Sunday 11 December 2011

The role of Divine Goddess

The Divine Goddess
The Structuralist approach is a structure that sees each god functioning together that works cohesively and well as one group. There are parallel through the main pantheon that centrally stabilises the group of gods. It important to notes that in simple terms for every male job there seems to be a female equivalent to the same role or a male and female god share a realm in which is set as an example for the Greek to follow. For example there is
Zeus and Hera- The prototype marriage couple, which many Greek would have used to establish the importance of the institute of marriage.   Athena and Hephaestus- Both are associated with war; Hephaestus makes the weapon for wars, whereas Athena acts as the brains and strategy in war.  Ares and Aphrodite- Love and war simply they are married after Aphrodite leaves Hephaestus, they balance and complement each other well. Dionysos (I have decided to include Dionysus as one of the 12 in the pantheon instead of Hestia as he sometimes takes her place and I will be discussing him later on in this blog) and Demeter- the Eleusian cult was dedicated to both these gods, particularly Demeter but both deal with crops and replenishing the earth with food. Apollo and Artemis are brother and sister sun and moon both had cults which initiated children into adulthood.  To round up Poseidon was the god of the sea and Hermes was the god of travel and outside the home.  There is also who I Hestia the goddess of inside the home but I excluded her at this time to make space for Dionysus was also important.

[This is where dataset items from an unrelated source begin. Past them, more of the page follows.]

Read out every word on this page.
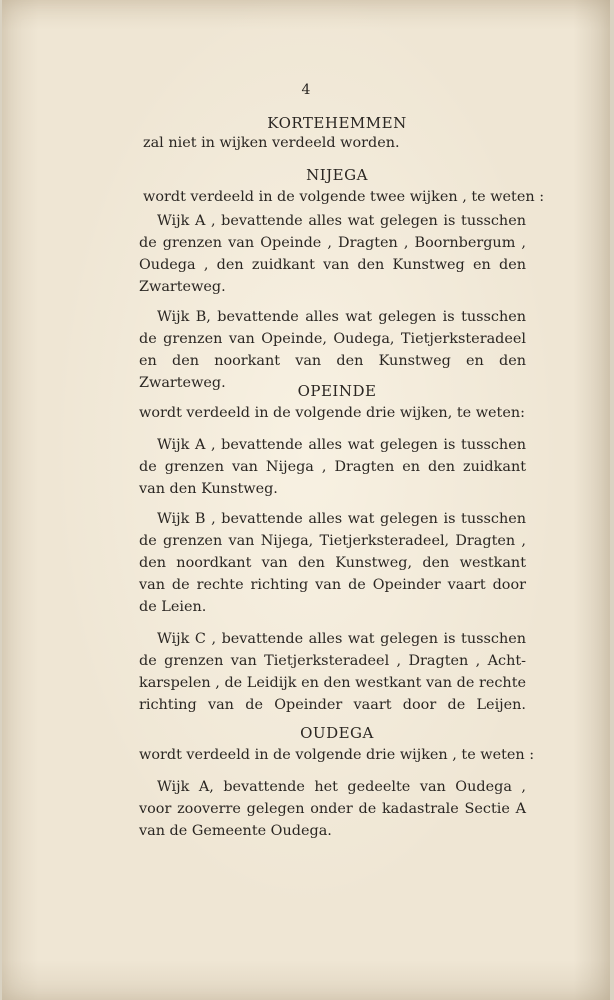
4
KORTEHEMMEN
zal niet in wijken verdeeld worden.
NIJEGA
wordt verdeeld in de volgende twee wijken , te weten :
Wijk A , bevattende alles wat gelegen is tusschen
de grenzen van Opeinde , Dragten , Boornbergum ,
Oudega , den zuidkant van den Kunstweg en den
Zwarteweg.
Wijk B, bevattende alles wat gelegen is tusschen
de grenzen van Opeinde, Oudega, Tietjerksteradeel
en den noorkant van den Kunstweg en den Zwarteweg.	OPEINDE
wordt verdeeld in de volgende drie wijken, te weten:
Wijk A , bevattende alles wat gelegen is tusschen
de grenzen van Nijega , Dragten en den zuidkant
van den Kunstweg.
Wijk B , bevattende alles wat gelegen is tusschen
de grenzen van Nijega, Tietjerksteradeel, Dragten ,
den noordkant van den Kunstweg, den westkant
van de rechte richting van de Opeinder vaart door
de Leien.
Wijk C , bevattende alles wat gelegen is tusschen
de grenzen van Tietjerksteradeel , Dragten , Acht-
karspelen , de Leidijk en den westkant van de rechte
richting van de Opeinder vaart door de Leijen.
OUDEGA
wordt verdeeld in de volgende drie wijken , te weten :
Wijk A, bevattende het gedeelte van Oudega ,
voor zooverre gelegen onder de kadastrale Sectie A
van de Gemeente Oudega.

The structuralist approach enables us to see the pantheon working cohesively as one, but unfortunately lack any overlapping which is how problems are caused when
But what is a goddess’s role?
In an article written by Nicola Loraux, she proposes two hypotheses: ‘Either “goddess” is nothing other than the grammatical feminine of the word “god” and in the goddess the feminine is an essential characteristic. Or a goddess is something other than a god…her femininity is essential, but it may be either a femininity of the same kind found in mortal women or of a different, more intense kind.
Athena and Dionysos
Both these gods are worshipped in Athens. Even though Athena is patron of Athens the cult of Dionysos was very prominent in the city. Characteristically speaking Dionysos is seen as very feminine whereas Athena seen often seen as very masculine, however both have men and women in their cults, although it must be said more women followed Dionysos as he started his cult with followers known as the maenads.  I have decided to look at these two gods together as they were both born from Zeus, lacking in a maternal figure in their lives. They both have ‘mothers’ they are just not born from them.
In this passage from Hesiod it gives a portrayal of the birth of Athena. It highlights the powers that she will inherit from her mother and the extreme measure that Zeus would go to, to stop the prophecy of a more powerful child than him be born.
Zeus, the king of gods and men, made Metis, she who knows most things amongst gods and men, his wife first, but when she was about to give birth to the goddess Glaukopis Athena, he craftily deceived her with cunning words and put her down in his belly, on the advice of Gaia and starry Ouranos, who advised him thus in order that no other should hold royal honour over the eternal gods in place of Zeus, for it was decreed that resourceful children were to be born from her, first the daughter Glaukopis Tritogeneia who had equal fierceness and shrewdness to her father, but next she was to bring forth a son, the king of gods and men who possessed an overbearing (huperbios) heart. 
But Zeus beforehand put her down in his belly, so that the goddess might warn him about both good and evil (Hesiod, Theogony 886-900)
Zeus had to stop Metis giving not only could a more powerful child than him be born but the so-called child was female.